The 69-year-old Democrat is expected to be easily confirmed by his Senate colleagues. He would be the first of what are expected to be several new faces on Mr Obama's national security team, including a new defence secretary and director of the Central Intelligence Agency.
The president picked Mr Kerry for the post even though his nomination could create a political problem in Massachusetts. Republicans are eying the Senate seat Kerry will vacate after five terms, and recently defeated Senator Scott Brown would be a favourite in his party for the job.
Mr Kerry's nomination could bring to a close what has become for the White House a contentious and distracting effort to find a new secretary of state.
His only other rival for the job, UN Ambassador Susan Rice, faced harsh criticism from congressional Republicans for her initial accounting of the deadly September attack on Americans in Benghazi, Libya.
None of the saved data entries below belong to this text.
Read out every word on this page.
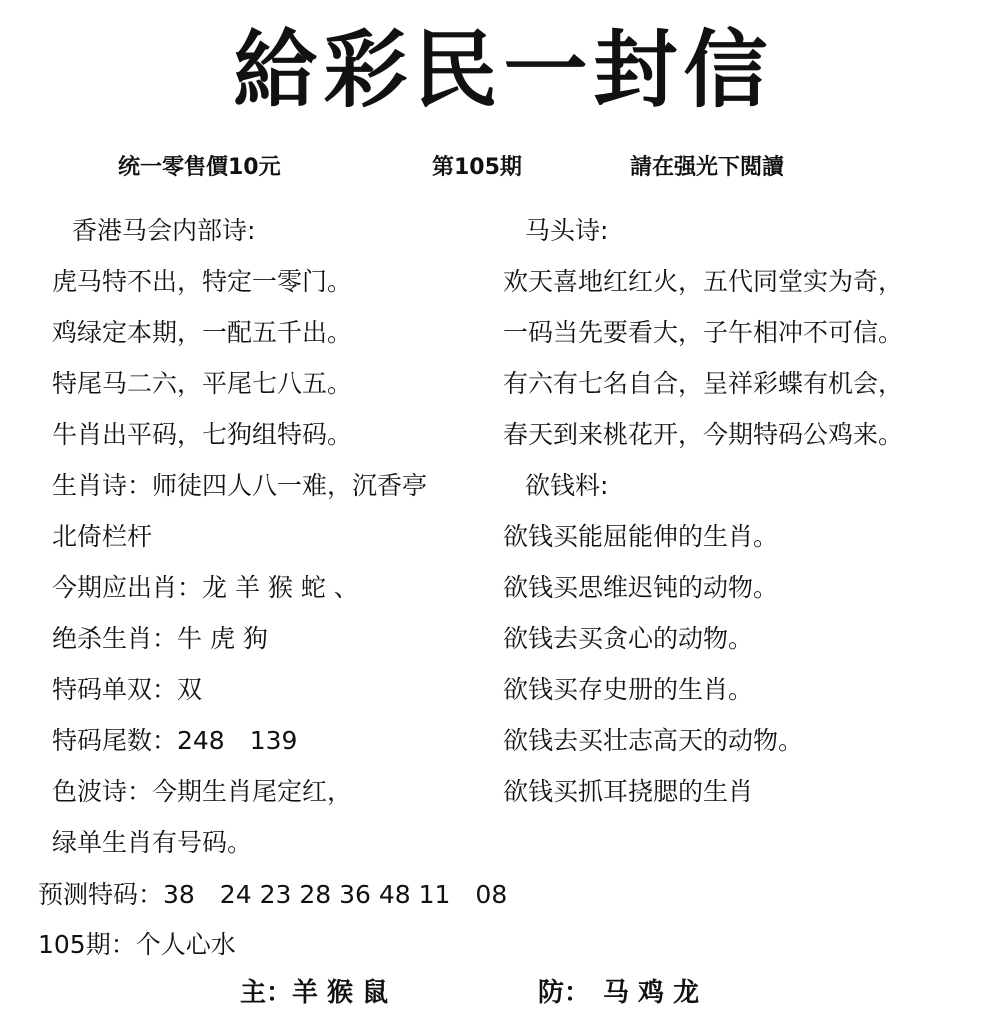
給彩民一封信
统一零售價10元	第105期	請在强光下閲讀
香港马会内部诗:
虎马特不出，特定一零门。
鸡绿定本期，一配五千出。
特尾马二六，平尾七八五。
牛肖出平码，七狗组特码。
生肖诗：师徒四人八一难，沉香亭
北倚栏杆
今期应出肖：龙 羊 猴 蛇 、
绝杀生肖：牛 虎 狗
特码单双：双
特码尾数：248　139
色波诗：今期生肖尾定红，
绿单生肖有号码。
马头诗:
欢天喜地红红火，五代同堂实为奇，
一码当先要看大，子午相冲不可信。
有六有七名自合，呈祥彩蝶有机会，
春天到来桃花开，今期特码公鸡来。
欲钱料:
欲钱买能屈能伸的生肖。
欲钱买思维迟钝的动物。
欲钱去买贪心的动物。
欲钱买存史册的生肖。
欲钱去买壮志高天的动物。
欲钱买抓耳挠腮的生肖
预测特码：38　24 23 28 36 48 11　08
105期：个人心水
主：羊 猴 鼠	防：　马 鸡 龙
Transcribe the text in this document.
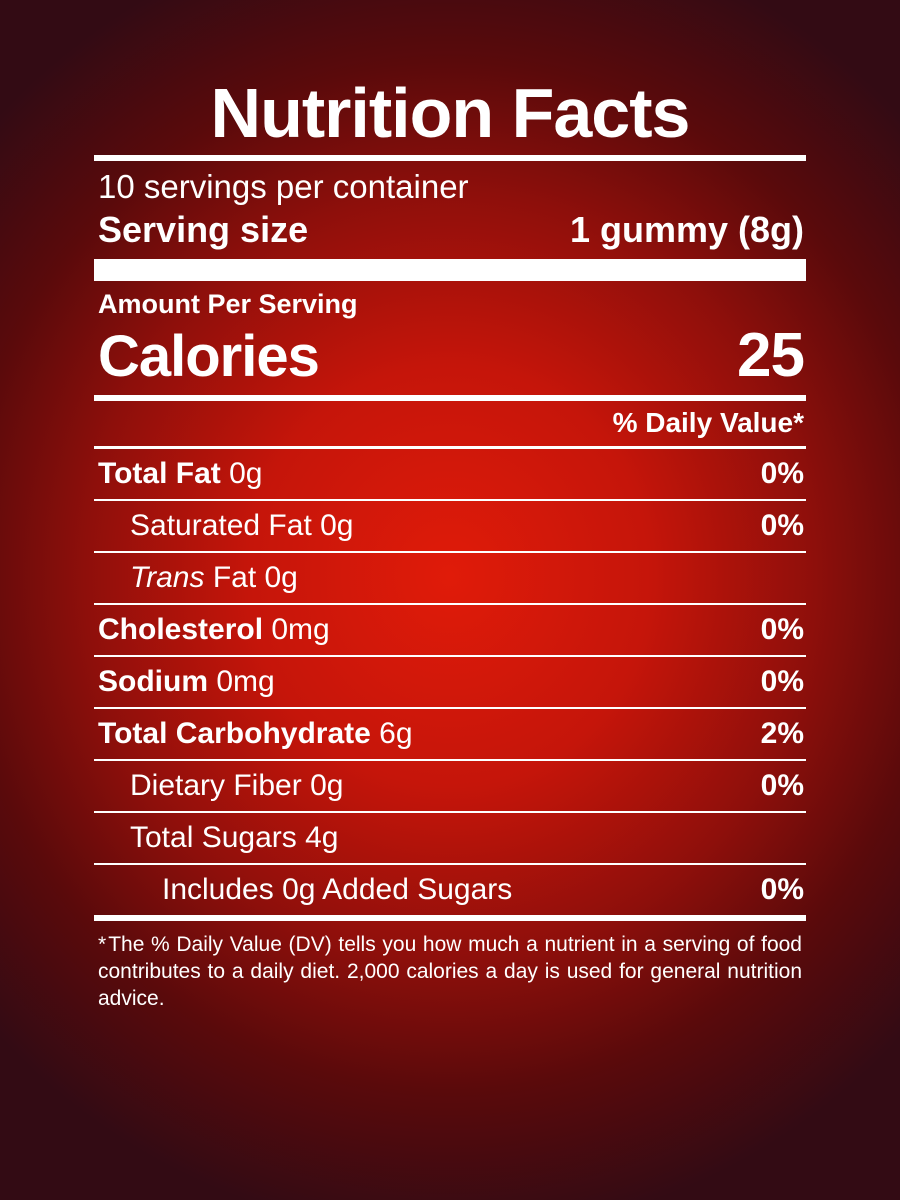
Nutrition Facts
10 servings per container
Serving size	1 gummy (8g)
Amount Per Serving
Calories	25
% Daily Value*
Total Fat 0g	0%
Saturated Fat 0g	0%
Trans Fat 0g
Cholesterol 0mg	0%
Sodium 0mg	0%
Total Carbohydrate 6g	2%
Dietary Fiber 0g	0%
Total Sugars 4g
Includes 0g Added Sugars	0%
*The % Daily Value (DV) tells you how much a nutrient in a serving of food contributes to a daily diet. 2,000 calories a day is used for general nutrition advice.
Mr Obama vigorously defended Ms Rice, a close friend and long-time adviser, but Republican senators dug in, threatening to hold up her nomination if the president tapped her for the post.
The Cabinet nomination of Mr Kerry is the first Barack Obama has made since winning a second term, and the first piece in an extensive shuffle of his national security team. The president is also expected to nominate a new defence secretary soon to take over for retiring Leon Panetta and a new director of the Central Intelligence Agency to replace former spy chief David Petraeus, who resigned last month after admitting to an affair with his biographer.